Dans le secteur agricole, ce concept trouve rapidement ses limites. Une grande partie des émissions provient de processus biologiques tels que la fermentation dans le rumen ou le stockage du fumier. La part liée aux carburants est certes visible, mais ne représente qu'une fraction du tableau d'ensemble. Si seule cette partie est tarifée, sans que des alternatives viables soient mises à disposition, c'est surtout le fardeau financier qui augmente — pas nécessairement la vitesse d'innovation.
Un scénario réaliste pourrait ressembler à ceci : le Québec maintient la tarification carbone dans son principe, mais la couple à des aides à l'investissement ciblées pour les technologies vertes dans les exploitations.
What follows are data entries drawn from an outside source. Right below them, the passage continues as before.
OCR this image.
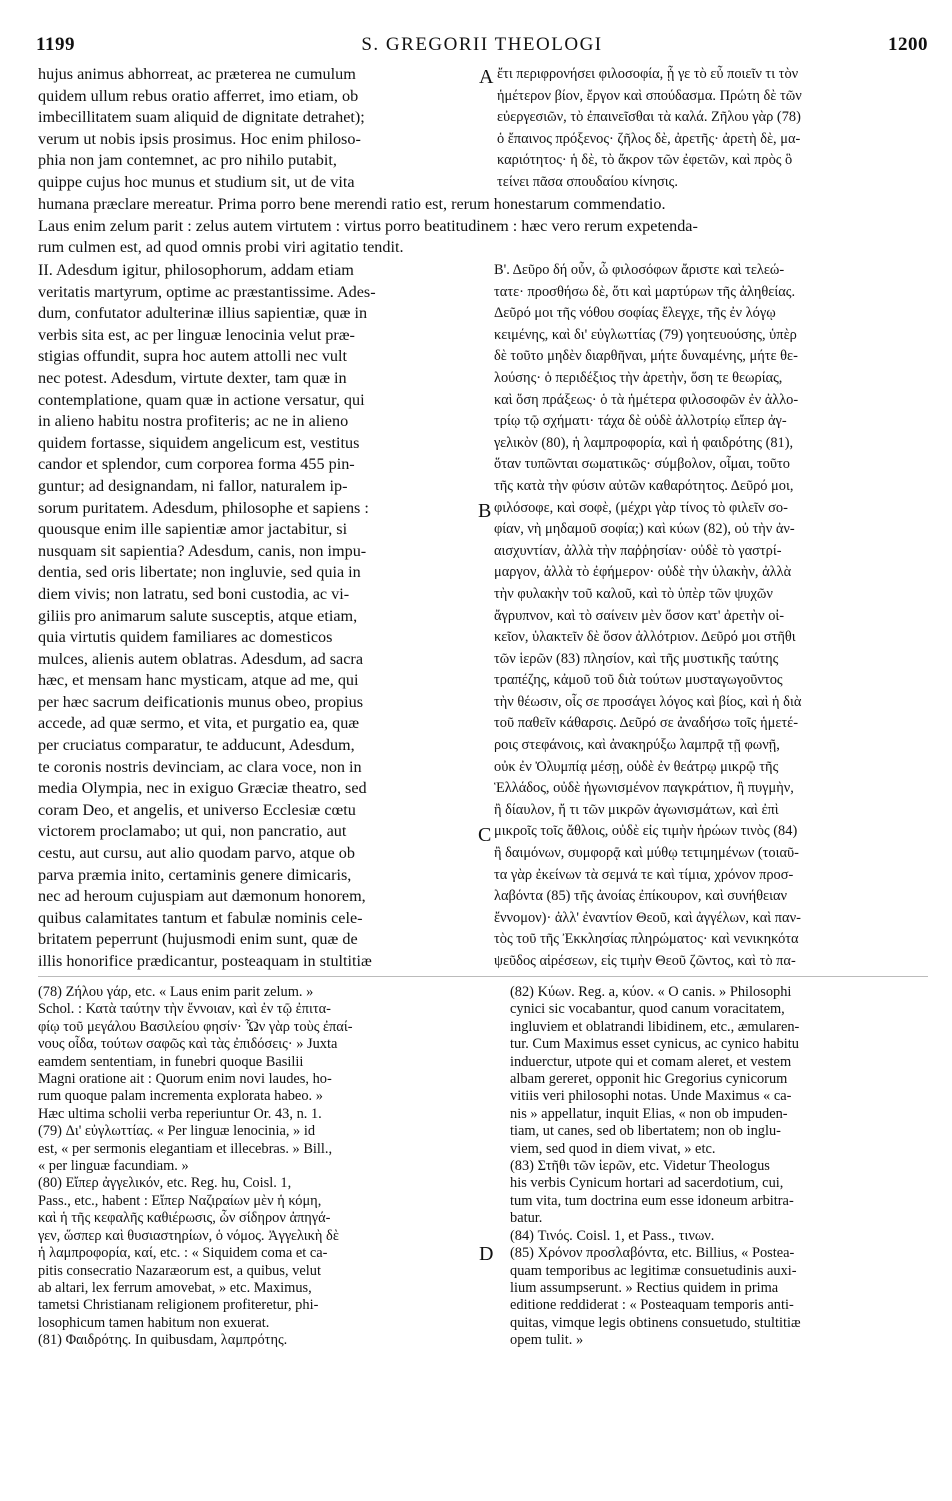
1199	S. GREGORII THEOLOGI	1200
hujus animus abhorreat, ac præterea ne cumulum
quidem ullum rebus oratio afferret, imo etiam, ob
imbecillitatem suam aliquid de dignitate detrahet);
verum ut nobis ipsis prosimus. Hoc enim philoso-
phia non jam contemnet, ac pro nihilo putabit,
quippe cujus hoc munus et studium sit, ut de vita
ἔτι περιφρονήσει φιλοσοφία, ᾗ γε τὸ εὖ ποιεῖν τι τὸν
ἡμέτερον βίον, ἔργον καὶ σπούδασμα. Πρώτη δὲ τῶν
εὐεργεσιῶν, τὸ ἐπαινεῖσθαι τὰ καλά. Ζῆλου γὰρ (78)
ὁ ἔπαινος πρόξενος· ζῆλος δὲ, ἀρετῆς· ἀρετὴ δὲ, μα-
καριότητος· ἡ δὲ, τὸ ἄκρον τῶν ἐφετῶν, καὶ πρὸς ὃ
τείνει πᾶσα σπουδαίου κίνησις.
humana præclare mereatur. Prima porro bene merendi ratio est, rerum honestarum commendatio.
Laus enim zelum parit : zelus autem virtutem : virtus porro beatitudinem : hæc vero rerum expetenda-
rum culmen est, ad quod omnis probi viri agitatio tendit.
II. Adesdum igitur, philosophorum, addam etiam
veritatis martyrum, optime ac præstantissime. Ades-
dum, confutator adulterinæ illius sapientiæ, quæ in
verbis sita est, ac per linguæ lenocinia velut præ-
stigias offundit, supra hoc autem attolli nec vult
nec potest. Adesdum, virtute dexter, tam quæ in
contemplatione, quam quæ in actione versatur, qui
in alieno habitu nostra profiteris; ac ne in alieno
quidem fortasse, siquidem angelicum est, vestitus
candor et splendor, cum corporea forma 455 pin-
guntur; ad designandam, ni fallor, naturalem ip-
sorum puritatem. Adesdum, philosophe et sapiens :
quousque enim ille sapientiæ amor jactabitur, si
nusquam sit sapientia? Adesdum, canis, non impu-
dentia, sed oris libertate; non ingluvie, sed quia in
diem vivis; non latratu, sed boni custodia, ac vi-
giliis pro animarum salute susceptis, atque etiam,
quia virtutis quidem familiares ac domesticos
mulces, alienis autem oblatras. Adesdum, ad sacra
hæc, et mensam hanc mysticam, atque ad me, qui
per hæc sacrum deificationis munus obeo, propius
accede, ad quæ sermo, et vita, et purgatio ea, quæ
per cruciatus comparatur, te adducunt, Adesdum,
te coronis nostris devinciam, ac clara voce, non in
media Olympia, nec in exiguo Græciæ theatro, sed
coram Deo, et angelis, et universo Ecclesiæ cœtu
victorem proclamabo; ut qui, non pancratio, aut
cestu, aut cursu, aut alio quodam parvo, atque ob
parva præmia inito, certaminis genere dimicaris,
nec ad heroum cujuspiam aut dæmonum honorem,
quibus calamitates tantum et fabulæ nominis cele-
britatem peperrunt (hujusmodi enim sunt, quæ de
illis honorifice prædicantur, posteaquam in stultitiæ
Β'. Δεῦρο δή οὖν, ὦ φιλοσόφων ἄριστε καὶ τελεώ-
τατε· προσθήσω δὲ, ὅτι καὶ μαρτύρων τῆς ἀληθείας.
Δεῦρό μοι τῆς νόθου σοφίας ἔλεγχε, τῆς ἐν λόγῳ
κειμένης, καὶ δι' εὐγλωττίας (79) γοητευούσης, ὑπὲρ
δὲ τοῦτο μηδὲν διαρθῆναι, μήτε δυναμένης, μήτε θε-
λούσης· ὁ περιδέξιος τὴν ἀρετὴν, ὅση τε θεωρίας,
καὶ ὅση πράξεως· ὁ τὰ ἡμέτερα φιλοσοφῶν ἐν ἀλλο-
τρίῳ τῷ σχήματι· τάχα δὲ οὐδὲ ἀλλοτρίῳ εἴπερ ἀγ-
γελικὸν (80), ἡ λαμπροφορία, καὶ ἡ φαιδρότης (81),
ὅταν τυπῶνται σωματικῶς· σύμβολον, οἶμαι, τοῦτο
τῆς κατὰ τὴν φύσιν αὐτῶν καθαρότητος. Δεῦρό μοι,
φιλόσοφε, καὶ σοφὲ, (μέχρι γὰρ τίνος τὸ φιλεῖν σο-
φίαν, νὴ μηδαμοῦ σοφία;) καὶ κύων (82), οὐ τὴν ἀν-
αισχυντίαν, ἀλλὰ τὴν παῤῥησίαν· οὐδὲ τὸ γαστρί-
μαργον, ἀλλὰ τὸ ἐφήμερον· οὐδὲ τὴν ὑλακὴν, ἀλλὰ
τὴν φυλακὴν τοῦ καλοῦ, καὶ τὸ ὑπὲρ τῶν ψυχῶν
ἄγρυπνον, καὶ τὸ σαίνειν μὲν ὅσον κατ' ἀρετὴν οἰ-
κεῖον, ὑλακτεῖν δὲ ὅσον ἀλλότριον. Δεῦρό μοι στῆθι
τῶν ἱερῶν (83) πλησίον, καὶ τῆς μυστικῆς ταύτης
τραπέζης, κἀμοῦ τοῦ διὰ τούτων μυσταγωγοῦντος
τὴν θέωσιν, οἷς σε προσάγει λόγος καὶ βίος, καὶ ἡ διὰ
τοῦ παθεῖν κάθαρσις. Δεῦρό σε ἀναδήσω τοῖς ἡμετέ-
ροις στεφάνοις, καὶ ἀνακηρύξω λαμπρᾷ τῇ φωνῇ,
οὐκ ἐν Ὀλυμπίᾳ μέσῃ, οὐδὲ ἐν θεάτρῳ μικρῷ τῆς
Ἑλλάδος, οὐδὲ ἠγωνισμένον παγκράτιον, ἢ πυγμὴν,
ἢ δίαυλον, ἤ τι τῶν μικρῶν ἀγωνισμάτων, καὶ ἐπὶ
μικροῖς τοῖς ἄθλοις, οὐδὲ εἰς τιμὴν ἡρώων τινὸς (84)
ἢ δαιμόνων, συμφορᾷ καὶ μύθῳ τετιμημένων (τοιαῦ-
τα γὰρ ἐκείνων τὰ σεμνά τε καὶ τίμια, χρόνον προσ-
λαβόντα (85) τῆς ἀνοίας ἐπίκουρον, καὶ συνήθειαν
ἔννομον)· ἀλλ' ἐναντίον Θεοῦ, καὶ ἀγγέλων, καὶ παν-
τὸς τοῦ τῆς Ἐκκλησίας πληρώματος· καὶ νενικηκότα
ψεῦδος αἱρέσεων, εἰς τιμὴν Θεοῦ ζῶντος, καὶ τὸ πα-
A
B
C
D
(78) Ζήλου γάρ, etc. « Laus enim parit zelum. »
Schol. : Κατὰ ταύτην τὴν ἔννοιαν, καὶ ἐν τῷ ἐπιτα-
φίῳ τοῦ μεγάλου Βασιλείου φησίν· Ὧν γὰρ τοὺς ἐπαί-
νους οἶδα, τούτων σαφῶς καὶ τὰς ἐπιδόσεις· » Juxta
eamdem sententiam, in funebri quoque Basilii
Magni oratione ait : Quorum enim novi laudes, ho-
rum quoque palam incrementa explorata habeo. »
Hæc ultima scholii verba reperiuntur Or. 43, n. 1.
(79) Δι' εὐγλωττίας. « Per linguæ lenocinia, » id
est, « per sermonis elegantiam et illecebras. » Bill.,
« per linguæ facundiam. »
(80) Εἴπερ ἀγγελικόν, etc. Reg. hu, Coisl. 1,
Pass., etc., habent : Εἴπερ Ναζιραίων μὲν ἡ κόμη,
καὶ ἡ τῆς κεφαλῆς καθιέρωσις, ὧν σίδηρον ἀπηγά-
γεν, ὥσπερ καὶ θυσιαστηρίων, ὁ νόμος. Ἀγγελικὴ δὲ
ἡ λαμπροφορία, καί, etc. : « Siquidem coma et ca-
pitis consecratio Nazaræorum est, a quibus, velut
ab altari, lex ferrum amovebat, » etc. Maximus,
tametsi Christianam religionem profiteretur, phi-
losophicum tamen habitum non exuerat.
(81) Φαιδρότης. In quibusdam, λαμπρότης.
(82) Κύων. Reg. a, κύον. « O canis. » Philosophi
cynici sic vocabantur, quod canum voracitatem,
ingluviem et oblatrandi libidinem, etc., æmularen-
tur. Cum Maximus esset cynicus, ac cynico habitu
induerctur, utpote qui et comam aleret, et vestem
albam gereret, opponit hic Gregorius cynicorum
vitiis veri philosophi notas. Unde Maximus « ca-
nis » appellatur, inquit Elias, « non ob impuden-
tiam, ut canes, sed ob libertatem; non ob inglu-
viem, sed quod in diem vivat, » etc.
(83) Στῆθι τῶν ἱερῶν, etc. Videtur Theologus
his verbis Cynicum hortari ad sacerdotium, cui,
tum vita, tum doctrina eum esse idoneum arbitra-
batur.
(84) Τινός. Coisl. 1, et Pass., τινων.
(85) Χρόνον προσλαβόντα, etc. Billius, « Postea-
quam temporibus ac legitimæ consuetudinis auxi-
lium assumpserunt. » Rectius quidem in prima
editione reddiderat : « Posteaquam temporis anti-
quitas, vimque legis obtinens consuetudo, stultitiæ
opem tulit. »
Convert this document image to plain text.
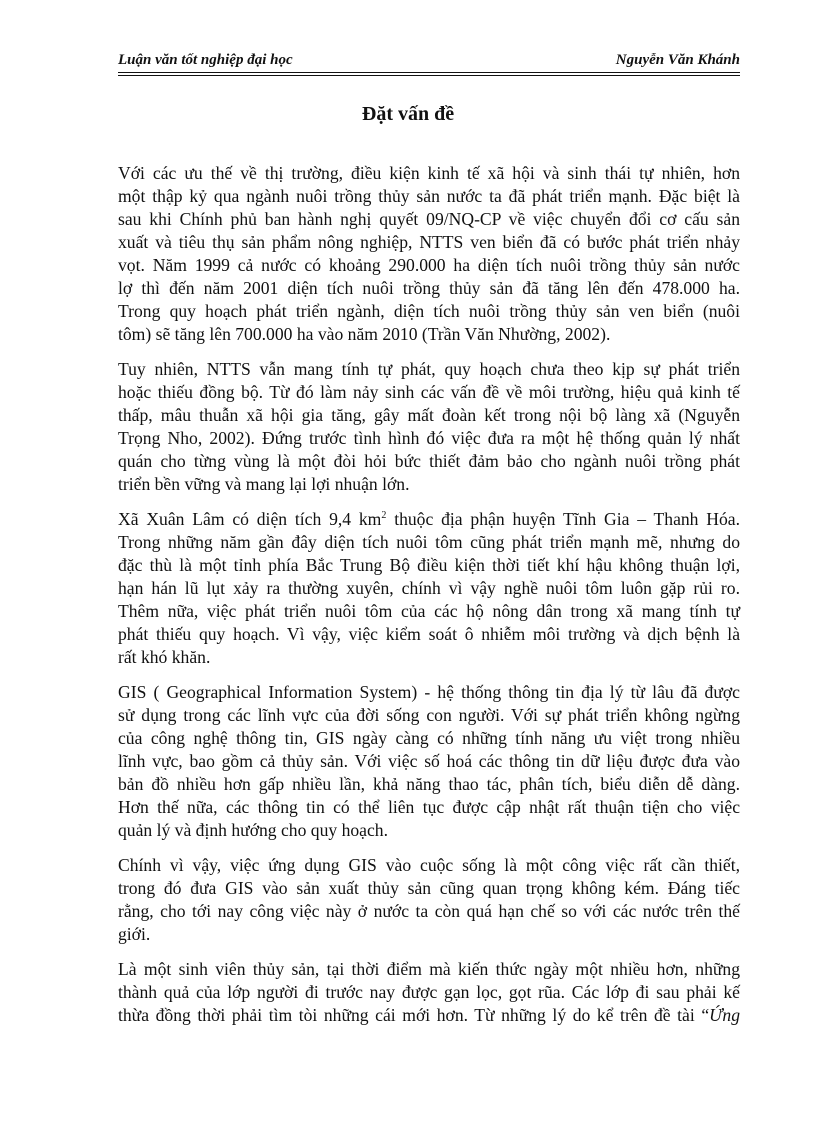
Luận văn tốt nghiệp đại học	Nguyễn Văn Khánh
Đặt vấn đề

Với các ưu thế về thị trường, điều kiện kinh tế xã hội và sinh thái tự nhiên, hơn
một thập kỷ qua ngành nuôi trồng thủy sản nước ta đã phát triển mạnh. Đặc biệt là
sau khi Chính phủ ban hành nghị quyết 09/NQ-CP về việc chuyển đổi cơ cấu sản
xuất và tiêu thụ sản phẩm nông nghiệp, NTTS ven biển đã có bước phát triển nhảy
vọt. Năm 1999 cả nước có khoảng 290.000 ha diện tích nuôi trồng thủy sản nước
lợ thì đến năm 2001 diện tích nuôi trồng thủy sản đã tăng lên đến 478.000 ha.
Trong quy hoạch phát triển ngành, diện tích nuôi trồng thủy sản ven biển (nuôi
tôm) sẽ tăng lên 700.000 ha vào năm 2010 (Trần Văn Nhường, 2002).

Tuy nhiên, NTTS vẫn mang tính tự phát, quy hoạch chưa theo kịp sự phát triển
hoặc thiếu đồng bộ. Từ đó làm nảy sinh các vấn đề về môi trường, hiệu quả kinh tế
thấp, mâu thuẫn xã hội gia tăng, gây mất đoàn kết trong nội bộ làng xã (Nguyễn
Trọng Nho, 2002). Đứng trước tình hình đó việc đưa ra một hệ thống quản lý nhất
quán cho từng vùng là một đòi hỏi bức thiết đảm bảo cho ngành nuôi trồng phát
triển bền vững và mang lại lợi nhuận lớn.

Xã Xuân Lâm có diện tích 9,4 $km^2$ thuộc địa phận huyện Tĩnh Gia – Thanh Hóa.
Trong những năm gần đây diện tích nuôi tôm cũng phát triển mạnh mẽ, nhưng do
đặc thù là một tỉnh phía Bắc Trung Bộ điều kiện thời tiết khí hậu không thuận lợi,
hạn hán lũ lụt xảy ra thường xuyên, chính vì vậy nghề nuôi tôm luôn gặp rủi ro.
Thêm nữa, việc phát triển nuôi tôm của các hộ nông dân trong xã mang tính tự
phát thiếu quy hoạch. Vì vậy, việc kiểm soát ô nhiễm môi trường và dịch bệnh là
rất khó khăn.

GIS ( Geographical Information System) - hệ thống thông tin địa lý từ lâu đã được
sử dụng trong các lĩnh vực của đời sống con người. Với sự phát triển không ngừng
của công nghệ thông tin, GIS ngày càng có những tính năng ưu việt trong nhiều
lĩnh vực, bao gồm cả thủy sản. Với việc số hoá các thông tin dữ liệu được đưa vào
bản đồ nhiều hơn gấp nhiều lần, khả năng thao tác, phân tích, biểu diễn dễ dàng.
Hơn thế nữa, các thông tin có thể liên tục được cập nhật rất thuận tiện cho việc
quản lý và định hướng cho quy hoạch.

Chính vì vậy, việc ứng dụng GIS vào cuộc sống là một công việc rất cần thiết,
trong đó đưa GIS vào sản xuất thủy sản cũng quan trọng không kém. Đáng tiếc
rằng, cho tới nay công việc này ở nước ta còn quá hạn chế so với các nước trên thế
giới.

Là một sinh viên thủy sản, tại thời điểm mà kiến thức ngày một nhiều hơn, những
thành quả của lớp người đi trước nay được gạn lọc, gọt rũa. Các lớp đi sau phải kế
thừa đồng thời phải tìm tòi những cái mới hơn. Từ những lý do kể trên đề tài “Ứng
Les fermes pourraient par exemple récupérer une partie de la taxe CO₂ versée si elles investissent dans une meilleure isolation, des systèmes de chauffage plus efficaces ou des machines moins émissives.
Une autre approche consisterait à exonérer temporairement les petites et moyennes exploitations de la taxe CO₂, aussi longtemps qu'aucune alternative techniquement et économiquement viable n'est disponible. Les grandes exploitations, dotées de plus de capitaux et de superficies, pourraient intégrer progressivement un régime plus strict, en échange d'un accès prioritaire à des prêts bonifiés et à des programmes d'innovation.
Pour les observateurs francophones hors du Québec, ce conflit ressemble à un aperçu d'un futur possible : partout, les tensions entre objectifs climatiques et sécurité alimentaire ne cessent de croître. Le cas québécois illustre à quel point les structures agricoles sont sensibles aux signaux de prix politiques — et à quelle vitesse la politique énergétique peut devenir une question d'existence pour des régions entières.